Il Parco Nazionale dell’Arcipelago Toscano conta diverse entità endemiche dell’area tirrenica. Tra di esse alcuni sono parte della biodiversità visibile come Zerynthia cassandra, presente oltre che nella Penisola Italiana in due sole isole, l’Elba e la Sicilia. All’Elba Z. cassandra vive in un’area di soli 4 km2 ed è continuamente monitorata dell’Università di Firenze in collaborazione col Parco Nazionale. La Coenonympha corinna, endemismo tirrenico visibile ma divisa in tre endemismi invisibili, il primo vive nel litorale toscano, all’Elba e a Giannutri, mentre al Giglio purtroppo non ricompare da più di 20 anni e si stanno ipotizzando azioni di reintroduzione; il secondo vive a Capraia e in Corsica e il terzo in Sardegna.
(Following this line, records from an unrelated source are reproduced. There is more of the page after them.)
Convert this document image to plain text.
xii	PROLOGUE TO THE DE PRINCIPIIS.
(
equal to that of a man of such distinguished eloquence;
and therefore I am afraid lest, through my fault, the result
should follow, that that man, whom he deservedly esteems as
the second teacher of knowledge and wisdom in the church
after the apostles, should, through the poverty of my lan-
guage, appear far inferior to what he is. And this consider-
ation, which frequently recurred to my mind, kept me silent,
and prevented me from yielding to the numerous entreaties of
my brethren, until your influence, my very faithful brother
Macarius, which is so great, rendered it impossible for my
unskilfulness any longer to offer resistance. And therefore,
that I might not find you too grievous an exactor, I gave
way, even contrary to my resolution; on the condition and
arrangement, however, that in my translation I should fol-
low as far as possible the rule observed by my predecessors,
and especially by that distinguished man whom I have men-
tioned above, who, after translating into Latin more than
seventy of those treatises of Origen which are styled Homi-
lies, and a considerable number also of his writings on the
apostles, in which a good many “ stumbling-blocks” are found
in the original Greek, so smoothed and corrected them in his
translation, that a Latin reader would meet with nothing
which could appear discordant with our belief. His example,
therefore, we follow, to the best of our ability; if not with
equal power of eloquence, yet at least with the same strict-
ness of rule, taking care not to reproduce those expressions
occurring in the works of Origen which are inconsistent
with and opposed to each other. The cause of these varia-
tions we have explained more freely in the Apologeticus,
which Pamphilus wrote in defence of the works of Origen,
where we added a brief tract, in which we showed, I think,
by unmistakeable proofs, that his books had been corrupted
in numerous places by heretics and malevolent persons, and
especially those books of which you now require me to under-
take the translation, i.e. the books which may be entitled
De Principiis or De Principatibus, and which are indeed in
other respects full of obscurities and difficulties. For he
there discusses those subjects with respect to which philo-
La Hipparchia neomiris  un altro endemismo tirrenico a sua volta divisa in due endemismi invisibili, di cui uno vive in Sardegna e l’altro in Corsica, Capraia e Elba. Per Capraia si nutrivano preoccupazioni per l’assenza di dati negli ultimi tre decenni, poi alcune segnalazioni di appassionati su iNaturalist del 2018 e 2019 hanno fatto tirare un sospiro di sollievo. Altri importanti endemismi insulari sono rappresentati da Hipparchia aristeus (Sardegna, Corsica, Giglio, Elba e Gorgona, con la popolazione di quest’ultima da confermare), Plebejus bellieri Sardegna, Corsica e Elba e Lasiommata paramegaera, Sardegna, Corsica, Capraia, Montecristo. Se Capraia è tra le isole col maggior numero di questi endemismi per l’Arcipelago è anche quella che desta maggior preoccupazione. Dagli anni ’70 si è infatti assistito alla scomparsa di circa una specie di farfalle ogni 4-5 anni. Tutt’altro discorso vale per Montecristo dove, a seguito della derattizzazione la maggior parte delle popolazioni di farfalle hanno mostrato una ripresa con alcune specie che, apparentemente scomparse da decenni, sono ricomparse in apparente buona salute negli ultimi 6 anni. Proprio allo scopo di preservare tutti gli elementi di una fauna tanto ricca e diversificata, il Parco ha deciso di investire fondi ministeriali nel monitoraggio delle farfalle e di altri impollinatori nel loro monitoraggio. Durante il 2021 saranno individuate aree da percorrere allo scopo di condurre transetti che permetteranno di aggiornare la fauna di ogni isola e di identificare gli elementi che necessitano di una salvaguardia più urgente.